What seniors need to know about blogging. | Home Care Assistance What seniors need to know about blogging. | Home Care Assistance

What seniors need to know about blogging.

-Kathy Johnson, PhD, CMC

Blogs are catching on with seniors and with good reason: Most blogs are, in the end, simply a new way to tell stories. Blogs are also mentally stimulating, can be a great way to preserve family memories, and provide a way to stay in touch with individuals and the world.
Blogs can also be a great way to share family memories. Since blogs usually allow readers to leave comments about each entry, blogs dedicated to documenting, collecting, and preserving family memories (also known as “legacy blogs”) can allow other family members to chime in with their own memories or questions for the senior blogger to read and answer. These blogs can lead to vibrant family exchanges that each family member can read, process, and comment on at their own convenience.

Starting a blog is easy and free. Blogging software has become so easy to use in recent years that no special knowledge beyond typing and extremely basic computer skills are needed. Several companies offer free software designed to make blogging as simple as possible. Blogger.com, typepad.com, and wordpress.com are all excellent, reputable services through which to blog. It is easy to sign up for an account, chose a design, and start blogging.

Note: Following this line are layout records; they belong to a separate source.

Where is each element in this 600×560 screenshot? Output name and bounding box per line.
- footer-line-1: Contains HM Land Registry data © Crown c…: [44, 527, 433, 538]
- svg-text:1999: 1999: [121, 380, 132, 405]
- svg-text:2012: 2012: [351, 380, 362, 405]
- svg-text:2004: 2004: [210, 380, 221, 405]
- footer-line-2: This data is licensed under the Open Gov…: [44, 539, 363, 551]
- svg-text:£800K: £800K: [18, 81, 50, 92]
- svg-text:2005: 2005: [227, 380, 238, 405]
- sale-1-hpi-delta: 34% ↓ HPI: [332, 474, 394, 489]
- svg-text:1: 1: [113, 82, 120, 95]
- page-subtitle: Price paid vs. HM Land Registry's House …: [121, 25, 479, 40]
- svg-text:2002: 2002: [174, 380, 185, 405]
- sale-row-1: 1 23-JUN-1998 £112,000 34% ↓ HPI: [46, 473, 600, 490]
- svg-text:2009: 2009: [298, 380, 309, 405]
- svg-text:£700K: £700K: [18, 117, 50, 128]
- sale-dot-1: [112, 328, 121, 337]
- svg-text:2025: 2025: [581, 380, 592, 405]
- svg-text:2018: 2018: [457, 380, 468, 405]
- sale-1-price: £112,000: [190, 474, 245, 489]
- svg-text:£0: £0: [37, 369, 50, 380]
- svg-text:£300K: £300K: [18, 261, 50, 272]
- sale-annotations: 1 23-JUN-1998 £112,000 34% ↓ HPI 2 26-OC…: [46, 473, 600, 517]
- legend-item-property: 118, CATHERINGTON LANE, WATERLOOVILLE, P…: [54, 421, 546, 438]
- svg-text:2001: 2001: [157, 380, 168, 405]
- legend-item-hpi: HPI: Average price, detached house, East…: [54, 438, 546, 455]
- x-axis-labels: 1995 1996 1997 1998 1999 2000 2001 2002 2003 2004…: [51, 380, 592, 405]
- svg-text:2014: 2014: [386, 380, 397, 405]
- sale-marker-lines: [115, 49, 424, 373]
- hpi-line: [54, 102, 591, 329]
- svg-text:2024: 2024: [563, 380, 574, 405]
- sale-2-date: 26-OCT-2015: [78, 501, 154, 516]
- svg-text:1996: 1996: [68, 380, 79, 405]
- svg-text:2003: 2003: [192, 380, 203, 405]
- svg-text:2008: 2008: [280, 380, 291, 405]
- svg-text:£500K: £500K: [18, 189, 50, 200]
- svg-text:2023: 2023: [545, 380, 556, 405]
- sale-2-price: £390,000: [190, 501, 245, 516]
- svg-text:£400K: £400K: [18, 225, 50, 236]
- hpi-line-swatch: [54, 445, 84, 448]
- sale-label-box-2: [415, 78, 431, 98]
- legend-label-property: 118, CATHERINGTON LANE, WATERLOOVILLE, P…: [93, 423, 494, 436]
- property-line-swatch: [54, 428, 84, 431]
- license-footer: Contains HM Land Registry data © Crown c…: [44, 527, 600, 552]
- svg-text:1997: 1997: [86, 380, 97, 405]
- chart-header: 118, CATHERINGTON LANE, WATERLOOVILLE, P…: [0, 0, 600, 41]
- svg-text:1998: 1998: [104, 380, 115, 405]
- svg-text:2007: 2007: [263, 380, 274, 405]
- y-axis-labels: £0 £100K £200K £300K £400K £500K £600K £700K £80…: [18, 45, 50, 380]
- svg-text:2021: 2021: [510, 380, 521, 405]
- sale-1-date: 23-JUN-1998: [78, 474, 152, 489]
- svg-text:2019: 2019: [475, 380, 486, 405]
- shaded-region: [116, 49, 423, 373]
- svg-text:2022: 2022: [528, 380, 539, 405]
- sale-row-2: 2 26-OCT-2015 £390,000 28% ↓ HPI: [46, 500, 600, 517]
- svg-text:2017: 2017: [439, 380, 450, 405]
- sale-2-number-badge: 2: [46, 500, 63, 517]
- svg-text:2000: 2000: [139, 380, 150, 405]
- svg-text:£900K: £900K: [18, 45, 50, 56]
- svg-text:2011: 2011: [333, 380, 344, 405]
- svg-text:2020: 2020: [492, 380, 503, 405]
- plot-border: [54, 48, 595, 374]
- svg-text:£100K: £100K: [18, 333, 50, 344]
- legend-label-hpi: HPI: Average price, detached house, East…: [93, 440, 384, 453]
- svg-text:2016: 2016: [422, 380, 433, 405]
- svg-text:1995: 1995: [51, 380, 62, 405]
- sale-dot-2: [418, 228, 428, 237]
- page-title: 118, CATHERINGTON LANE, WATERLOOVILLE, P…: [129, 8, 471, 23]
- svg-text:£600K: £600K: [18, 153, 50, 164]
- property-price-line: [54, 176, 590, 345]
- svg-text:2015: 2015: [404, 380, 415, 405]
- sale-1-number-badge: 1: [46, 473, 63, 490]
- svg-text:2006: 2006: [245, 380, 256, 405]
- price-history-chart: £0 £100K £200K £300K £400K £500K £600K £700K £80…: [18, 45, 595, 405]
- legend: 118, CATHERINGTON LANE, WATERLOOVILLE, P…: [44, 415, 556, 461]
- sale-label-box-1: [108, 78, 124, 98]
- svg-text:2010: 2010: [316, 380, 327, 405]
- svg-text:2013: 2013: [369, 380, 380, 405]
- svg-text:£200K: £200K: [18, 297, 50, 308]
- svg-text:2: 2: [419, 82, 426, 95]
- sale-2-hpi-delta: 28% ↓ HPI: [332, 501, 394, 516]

Seniors who are ready to blog need to know several things:

  1. “Blog” is an abbreviation for “Web log.” It’s like a note or newsletter online that anyone can read. Blogs can, however, be password protected if you want to allow only certain people – family, former classmates, military friends – to read a blog.
  2. People who write blogs are called bloggers, and they usually write about things that interest them or about which they have some level of expertise.
  3. Blogs can be about professional subjects, follow news events, chronicle hobbies or projects, or simply be a sort of public journal. Blogs are most rewarding for the bloggers/writers when they have a clear focus. Knowing what a blog is about helps the blogger come up with thing to write about. Being consistent also lets readers know what to expect when they go to a blog and makes it more likely that they will return regularly to read what’s been written.
  4. Most blogs allow readers to leave comments, which can lead to interesting, engaging exchanges between the blogger, readers, and other bloggers. Not all blogs allow this, however, and it is up to the blogger if their blog will accept comments from readers.
  5. Blogs need an audience. Who is your audience? A blog aimed at family members is very different from one designed to appeal to other bridge enthusiasts.
  6. How often are you going to blog? There is no need to post everyday, but have a schedule for yourself – 2 times a week, weekly, every other week – for when you’re going to write on your blog. Regular posting makes the blog more useful for a senior looking for mental stimulation. Regular posts also lets readers know when to expect to find something new on a blog and make it more likely that they will return regularly to read what’s been written.
  7. Keep learning. Once you master writing blog posts, try adding a photo or a link to other blogs or articles or pictures online. Blogs are mentally stimulating both because you’re writing on them and because they challenge you to develop new skills and synthesize new information.
  8. Be honest, be yourself. The best writing – the kind that people return to read – is honest and reflects the author. You don’t need to pretend to be more interesting, better technically skilled or anything else to have a blog.
  9. Engage your online audience. Ask for comments or opinions. If you’re having trouble with the blog or some technical aspect of it, your online audience may be able to help. The best blogs are often like conversations between the bloggers and their readers.
  10. Remember that blogs are public. Unless you set your blog to be able to be read by only certain people, anyone can read your blog. In any case, do not post financial information or other personal details you wouldn’t want the general public to know.

For seniors who are interested in sharing stories but not ready to commit to having a blog of their own, Ronni Bennet’s Elder Storytelling Place (http://www.ronnibennett.typepad.com/elderstorytelling/) is an excellent place to start. She invites other older adults to post their 750-word or less stories on her blog by emailing them to her. It’s a wonderful way to share memories and engage in the age-old form of entertainment and engagement: telling stories.